Class project turned app aims to revolutionize crop scouting

Historically, if farmers wanted to check their crops for insects or disease, it was a tedious, inaccurate process. They would carry a couple of guidebooks, hundreds of pages each, to try and identify what they saw, recording observations with handwritten notes and sketches of the field.

After completing a crop scouting internship in rural Iowa, Michael Koenig (left) decided to change that.

“Crop scouting is kind of cumbersome, and just not fun,” Koenig said, “we wanted to make the process a little easier to manage.”

ScoutPro, the website and app Koenig and his team created, is being beta tested this season in seven Midwestern states, including Iowa and Nebraska.

The senior in agriculture education at Iowa State University first pitched the idea as part of an agricultural entrepreneurship class in the fall of 2010. When he won the in-class competition, he was encouraged to keep going.

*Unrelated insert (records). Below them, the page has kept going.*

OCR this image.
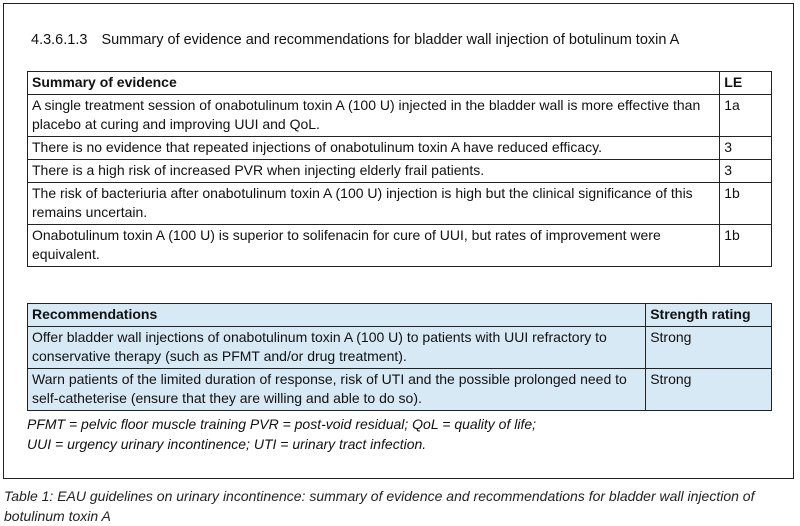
4.3.6.1.3 Summary of evidence and recommendations for bladder wall injection of botulinum toxin A
Summary of evidence	LE
A single treatment session of onabotulinum toxin A (100 U) injected in the bladder wall is more effective than placebo at curing and improving UUI and QoL.	1a
There is no evidence that repeated injections of onabotulinum toxin A have reduced efficacy.	3
There is a high risk of increased PVR when injecting elderly frail patients.	3
The risk of bacteriuria after onabotulinum toxin A (100 U) injection is high but the clinical significance of this remains uncertain.	1b
Onabotulinum toxin A (100 U) is superior to solifenacin for cure of UUI, but rates of improvement were equivalent.	1b
Recommendations	Strength rating
Offer bladder wall injections of onabotulinum toxin A (100 U) to patients with UUI refractory to conservative therapy (such as PFMT and/or drug treatment).	Strong
Warn patients of the limited duration of response, risk of UTI and the possible prolonged need to self-catheterise (ensure that they are willing and able to do so).	Strong
PFMT = pelvic floor muscle training PVR = post-void residual; QoL = quality of life;
UUI = urgency urinary incontinence; UTI = urinary tract infection.
Table 1: EAU guidelines on urinary incontinence: summary of evidence and recommendations for bladder wall injection of botulinum toxin A
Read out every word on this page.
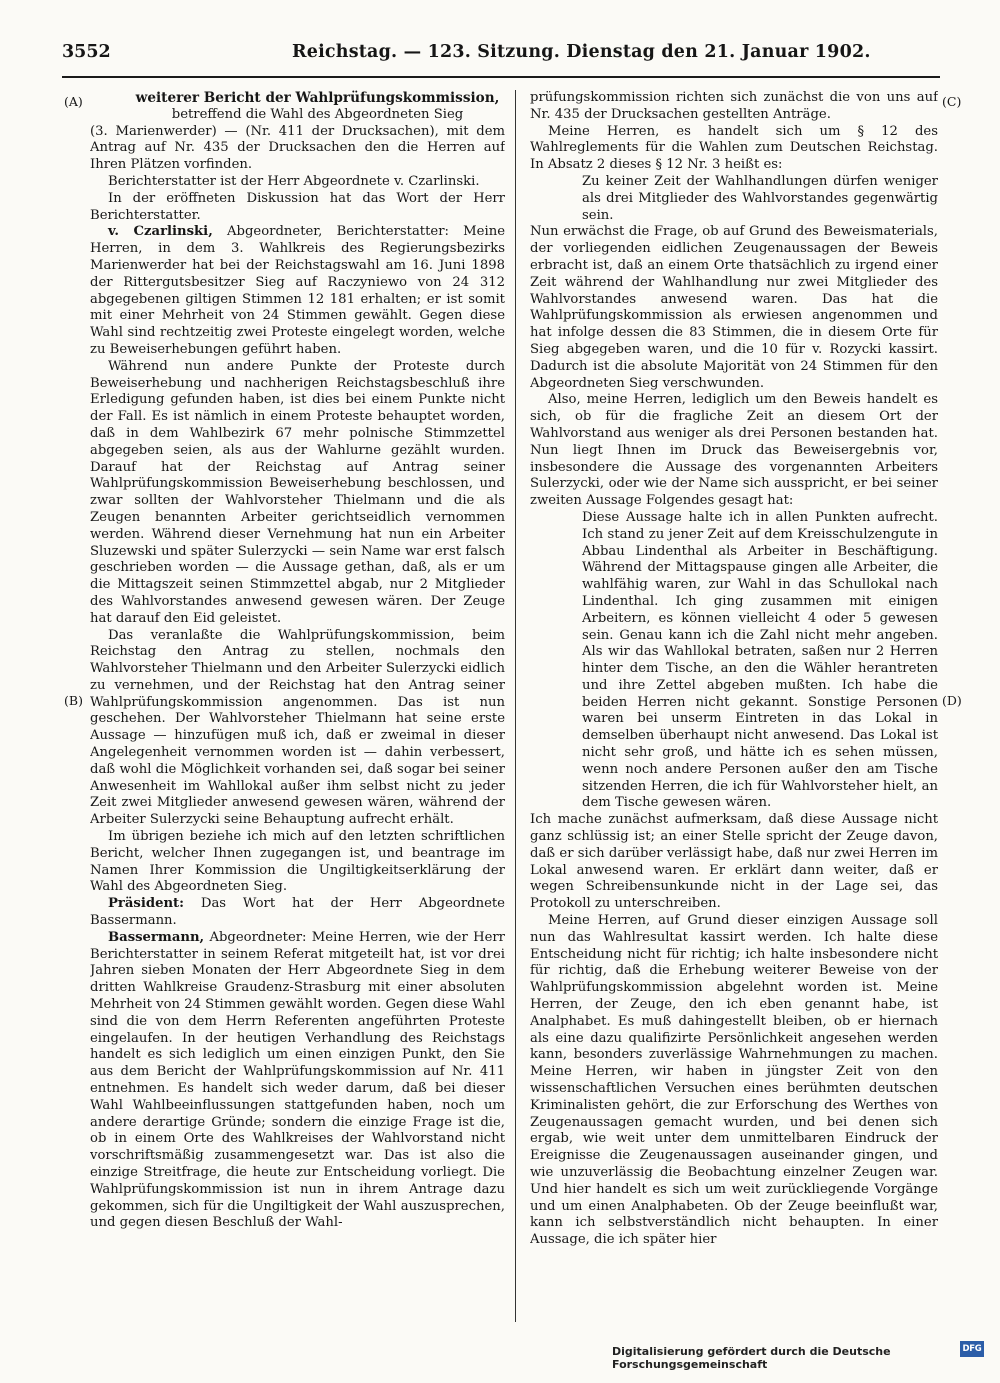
3552	Reichstag. — 123. Sitzung. Dienstag den 21. Januar 1902.
(A)
(B)
(C)
(D)

weiterer Bericht der Wahlprüfungskommission,

betreffend die Wahl des Abgeordneten Sieg

(3. Marienwerder) — (Nr. 411 der Drucksachen), mit dem Antrag auf Nr. 435 der Drucksachen den die Herren auf Ihren Plätzen vorfinden.

Berichterstatter ist der Herr Abgeordnete v. Czarlinski.

In der eröffneten Diskussion hat das Wort der Herr Berichterstatter.

v. Czarlinski, Abgeordneter, Berichterstatter: Meine Herren, in dem 3. Wahlkreis des Regierungsbezirks Marienwerder hat bei der Reichstagswahl am 16. Juni 1898 der Rittergutsbesitzer Sieg auf Raczyniewo von 24 312 abgegebenen giltigen Stimmen 12 181 erhalten; er ist somit mit einer Mehrheit von 24 Stimmen gewählt. Gegen diese Wahl sind rechtzeitig zwei Proteste eingelegt worden, welche zu Beweiserhebungen geführt haben.

Während nun andere Punkte der Proteste durch Beweiserhebung und nachherigen Reichstagsbeschluß ihre Erledigung gefunden haben, ist dies bei einem Punkte nicht der Fall. Es ist nämlich in einem Proteste behauptet worden, daß in dem Wahlbezirk 67 mehr polnische Stimmzettel abgegeben seien, als aus der Wahlurne gezählt wurden. Darauf hat der Reichstag auf Antrag seiner Wahlprüfungskommission Beweiserhebung beschlossen, und zwar sollten der Wahlvorsteher Thielmann und die als Zeugen benannten Arbeiter gerichtseidlich vernommen werden. Während dieser Vernehmung hat nun ein Arbeiter Sluzewski und später Sulerzycki — sein Name war erst falsch geschrieben worden — die Aussage gethan, daß, als er um die Mittagszeit seinen Stimmzettel abgab, nur 2 Mitglieder des Wahlvorstandes anwesend gewesen wären. Der Zeuge hat darauf den Eid geleistet.

Das veranlaßte die Wahlprüfungskommission, beim Reichstag den Antrag zu stellen, nochmals den Wahlvorsteher Thielmann und den Arbeiter Sulerzycki eidlich zu vernehmen, und der Reichstag hat den Antrag seiner Wahlprüfungskommission angenommen. Das ist nun geschehen. Der Wahlvorsteher Thielmann hat seine erste Aussage — hinzufügen muß ich, daß er zweimal in dieser Angelegenheit vernommen worden ist — dahin verbessert, daß wohl die Möglichkeit vorhanden sei, daß sogar bei seiner Anwesenheit im Wahllokal außer ihm selbst nicht zu jeder Zeit zwei Mitglieder anwesend gewesen wären, während der Arbeiter Sulerzycki seine Behauptung aufrecht erhält.

Im übrigen beziehe ich mich auf den letzten schriftlichen Bericht, welcher Ihnen zugegangen ist, und beantrage im Namen Ihrer Kommission die Ungiltigkeitserklärung der Wahl des Abgeordneten Sieg.

Präsident: Das Wort hat der Herr Abgeordnete Bassermann.

Bassermann, Abgeordneter: Meine Herren, wie der Herr Berichterstatter in seinem Referat mitgeteilt hat, ist vor drei Jahren sieben Monaten der Herr Abgeordnete Sieg in dem dritten Wahlkreise Graudenz-Strasburg mit einer absoluten Mehrheit von 24 Stimmen gewählt worden. Gegen diese Wahl sind die von dem Herrn Referenten angeführten Proteste eingelaufen. In der heutigen Verhandlung des Reichstags handelt es sich lediglich um einen einzigen Punkt, den Sie aus dem Bericht der Wahlprüfungskommission auf Nr. 411 entnehmen. Es handelt sich weder darum, daß bei dieser Wahl Wahlbeeinflussungen stattgefunden haben, noch um andere derartige Gründe; sondern die einzige Frage ist die, ob in einem Orte des Wahlkreises der Wahlvorstand nicht vorschriftsmäßig zusammengesetzt war. Das ist also die einzige Streitfrage, die heute zur Entscheidung vorliegt. Die Wahlprüfungskommission ist nun in ihrem Antrage dazu gekommen, sich für die Ungiltigkeit der Wahl auszusprechen, und gegen diesen Beschluß der Wahl-

prüfungskommission richten sich zunächst die von uns auf Nr. 435 der Drucksachen gestellten Anträge.

Meine Herren, es handelt sich um § 12 des Wahlreglements für die Wahlen zum Deutschen Reichstag. In Absatz 2 dieses § 12 Nr. 3 heißt es:

Zu keiner Zeit der Wahlhandlungen dürfen weniger als drei Mitglieder des Wahlvorstandes gegenwärtig sein.

Nun erwächst die Frage, ob auf Grund des Beweismaterials, der vorliegenden eidlichen Zeugenaussagen der Beweis erbracht ist, daß an einem Orte thatsächlich zu irgend einer Zeit während der Wahlhandlung nur zwei Mitglieder des Wahlvorstandes anwesend waren. Das hat die Wahlprüfungskommission als erwiesen angenommen und hat infolge dessen die 83 Stimmen, die in diesem Orte für Sieg abgegeben waren, und die 10 für v. Rozycki kassirt. Dadurch ist die absolute Majorität von 24 Stimmen für den Abgeordneten Sieg verschwunden.

Also, meine Herren, lediglich um den Beweis handelt es sich, ob für die fragliche Zeit an diesem Ort der Wahlvorstand aus weniger als drei Personen bestanden hat. Nun liegt Ihnen im Druck das Beweisergebnis vor, insbesondere die Aussage des vorgenannten Arbeiters Sulerzycki, oder wie der Name sich ausspricht, er bei seiner zweiten Aussage Folgendes gesagt hat:

Diese Aussage halte ich in allen Punkten aufrecht. Ich stand zu jener Zeit auf dem Kreisschulzengute in Abbau Lindenthal als Arbeiter in Beschäftigung. Während der Mittagspause gingen alle Arbeiter, die wahlfähig waren, zur Wahl in das Schullokal nach Lindenthal. Ich ging zusammen mit einigen Arbeitern, es können vielleicht 4 oder 5 gewesen sein. Genau kann ich die Zahl nicht mehr angeben. Als wir das Wahllokal betraten, saßen nur 2 Herren hinter dem Tische, an den die Wähler herantreten und ihre Zettel abgeben mußten. Ich habe die beiden Herren nicht gekannt. Sonstige Personen waren bei unserm Eintreten in das Lokal in demselben überhaupt nicht anwesend. Das Lokal ist nicht sehr groß, und hätte ich es sehen müssen, wenn noch andere Personen außer den am Tische sitzenden Herren, die ich für Wahlvorsteher hielt, an dem Tische gewesen wären.

Ich mache zunächst aufmerksam, daß diese Aussage nicht ganz schlüssig ist; an einer Stelle spricht der Zeuge davon, daß er sich darüber verlässigt habe, daß nur zwei Herren im Lokal anwesend waren. Er erklärt dann weiter, daß er wegen Schreibensunkunde nicht in der Lage sei, das Protokoll zu unterschreiben.

Meine Herren, auf Grund dieser einzigen Aussage soll nun das Wahlresultat kassirt werden. Ich halte diese Entscheidung nicht für richtig; ich halte insbesondere nicht für richtig, daß die Erhebung weiterer Beweise von der Wahlprüfungskommission abgelehnt worden ist. Meine Herren, der Zeuge, den ich eben genannt habe, ist Analphabet. Es muß dahingestellt bleiben, ob er hiernach als eine dazu qualifizirte Persönlichkeit angesehen werden kann, besonders zuverlässige Wahrnehmungen zu machen. Meine Herren, wir haben in jüngster Zeit von den wissenschaftlichen Versuchen eines berühmten deutschen Kriminalisten gehört, die zur Erforschung des Werthes von Zeugenaussagen gemacht wurden, und bei denen sich ergab, wie weit unter dem unmittelbaren Eindruck der Ereignisse die Zeugenaussagen auseinander gingen, und wie unzuverlässig die Beobachtung einzelner Zeugen war. Und hier handelt es sich um weit zurückliegende Vorgänge und um einen Analphabeten. Ob der Zeuge beeinflußt war, kann ich selbstverständlich nicht behaupten. In einer Aussage, die ich später hier

Digitalisierung gefördert durch die Deutsche Forschungsgemeinschaft
DFG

“Ideas are many, but those who can execute the idea are few,” said Kevin Kimle, director of the agriculture entrepreneurship institute at Iowa State and Koenig’s former professor, praising the students’ determination. “They are on the front edge of innovation on the whole agriculture-GPS sphere.”

Two of Koenig’s competitors in the entrepreneurship class, Holden Nyhus and Stuart McCulloh, would later join his team as vice president of research and development and vice president of sales, respectively, along with a chief creative officer and chief technology officer. Koenig said his team has been putting full-time hours into the project, but working around class schedules and other committments.